Having known Robert as a student in UitC for several years, I try to fit the biographical details of his earlier life with the extroverted man I meet each week in our class.  I wonder how it is that the upheaval and sadness that lies deep in his childhood has transmuted into a life of extraordinary openness to the world.  For some, the losses suffered because of war would have turned them inward to the safety of a more conventional and private life.

What, I wonder, turned Robert’s sights outward? As a young adult, he chose a career working in telecommunications that took him to postings all over the world.  Among his many adopted homes, he singles out four countries in particular: Indonesia, the Netherlands, Saudi Arabia, and Canada.  His formal schooling began in the Netherlands in 1946. Did his formative years, where pre-school “educational outcomes” were based not on the three “R’s” but on survival, open his eyes to larger, borderless landscapes of human nature?

I wonder, too, if the experience of being an outsider in other cultures became somehow familiar to him.  What I do know is that Robert learned to appreciate and value the richness of other lives, other ways of being.  Always profoundly interested in the lives of ordinary people, their culture, their history, and their human experiences, he has drawn his own map of human-to-human connections that form his lineage of extended kinship.  

His natural ability to connect with people and ideas became a life of engaging with others.

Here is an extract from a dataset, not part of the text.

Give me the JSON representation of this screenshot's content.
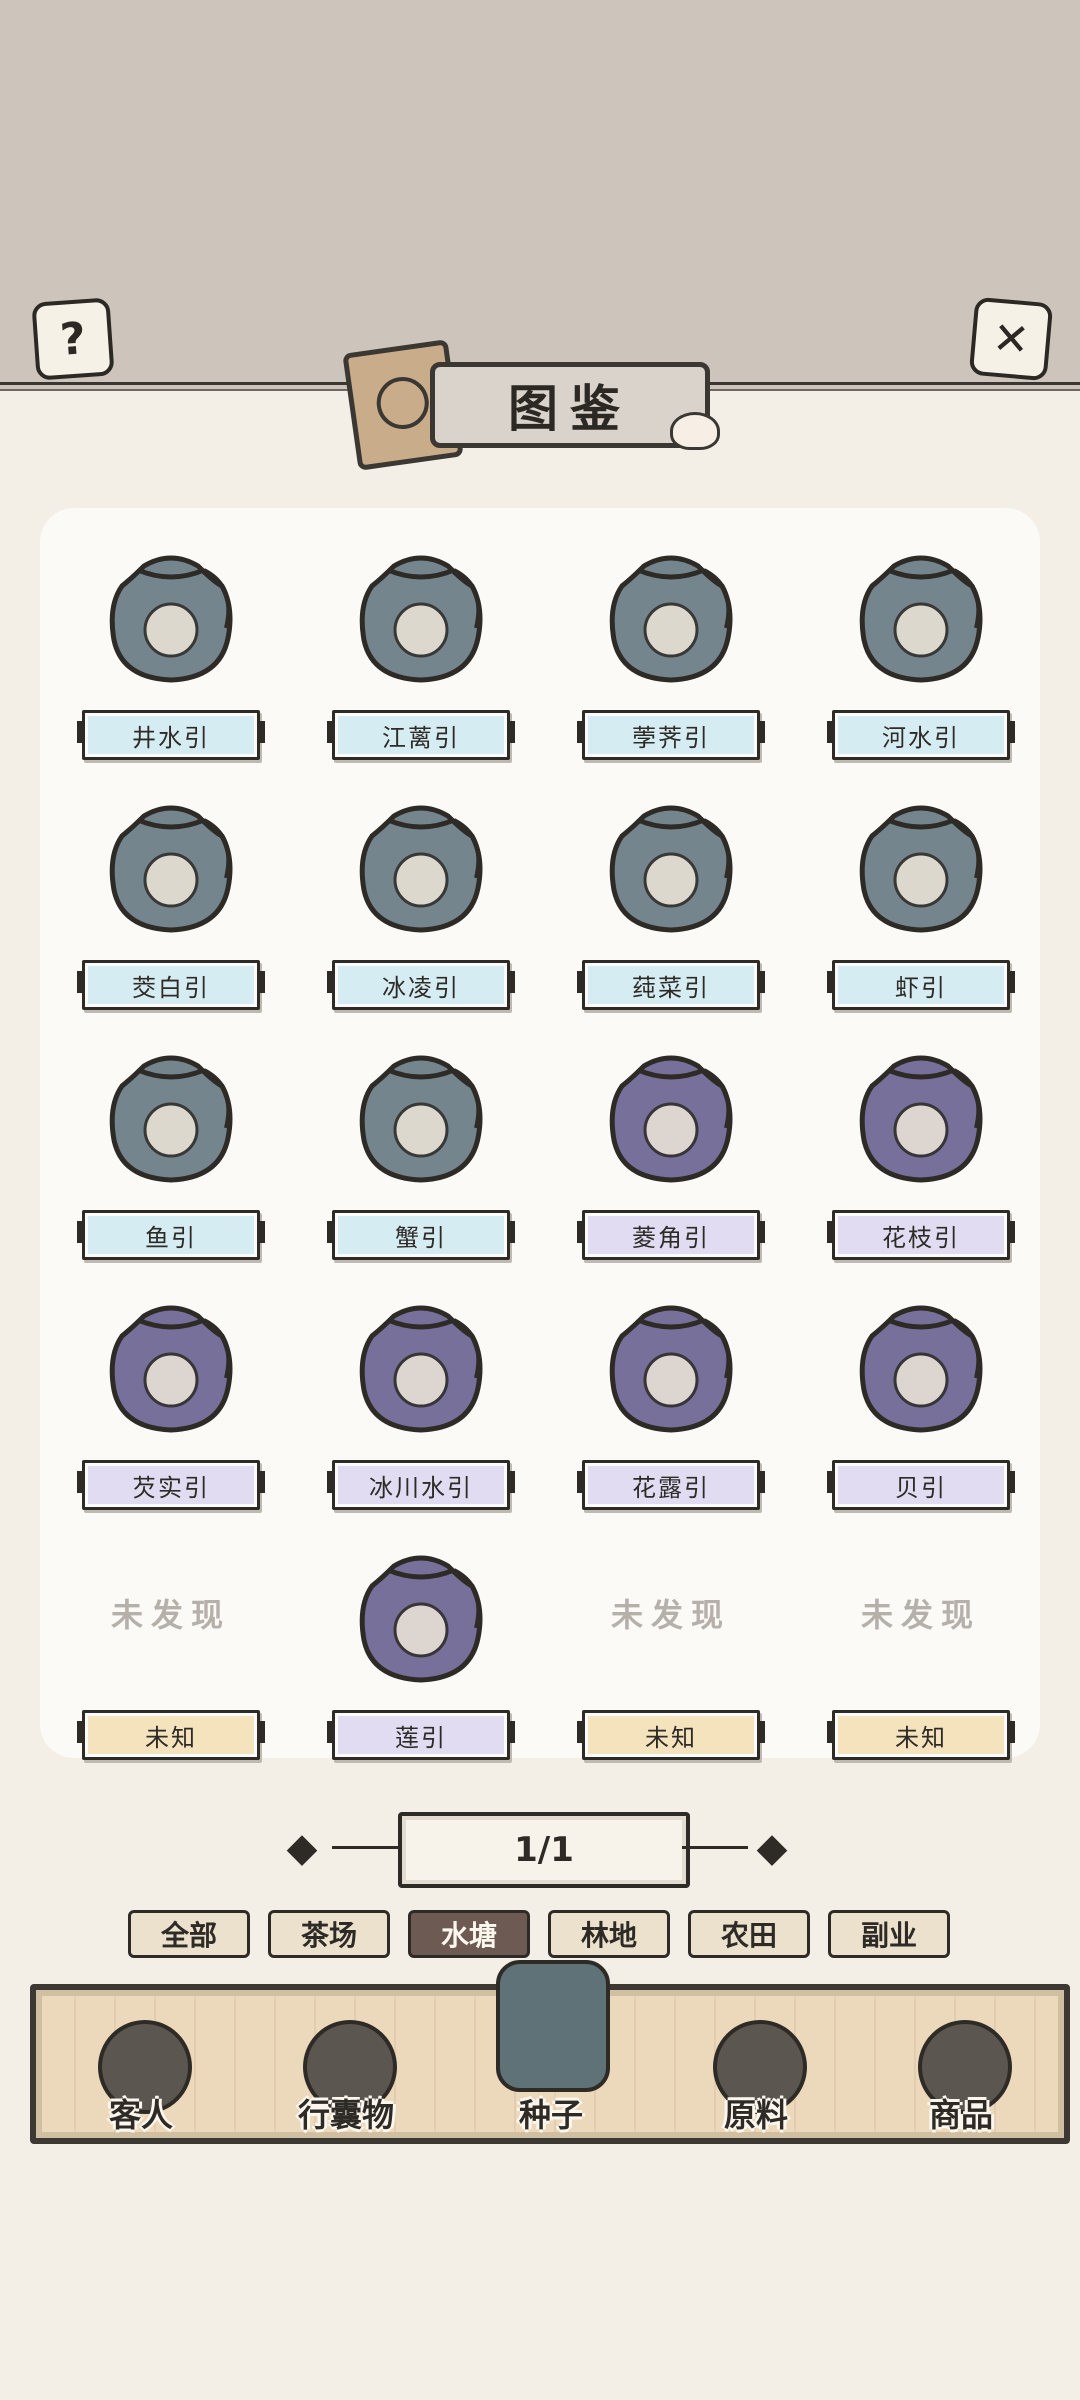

On any given day, that could mean being actively involved with issues of social justice, educating himself about the rights of Canada’s indigenous peoples, volunteering at a weekly, drop-in café, or being a trusted friend and advocate for refugees living in Toronto. 

 He is also a volunteer Board Member of the “August 15, 1945 Foundation” where Dutch and Indonesian survivors of the War in the Pacific gather three times a year to support each other and enjoy a marvellous Indonesian luncheon. (Note: The War in the Pacific ended on August 15, 1945 whereas the War in Europe had ended May 5, 1945. 2020 will mark the 75th anniversary of the end of WWII in Europe and the Pacific.)

When I ask Robert what motivates him to connect with others, he responds instantly that it is because he has been an immigrant that he notices the needs of others.  

That Robert should arrive, and stay, in Toronto, has been both fortunate and fitting.  In a stroke of good luck, while volunteering on Barbara Hall’s mayoral campaign, he met Nenke; they have been together ever since.  Chatting with Robert, with Nenke close by, it is obvious that their mutually-supportive partnership has been a vital source of strength for both of them.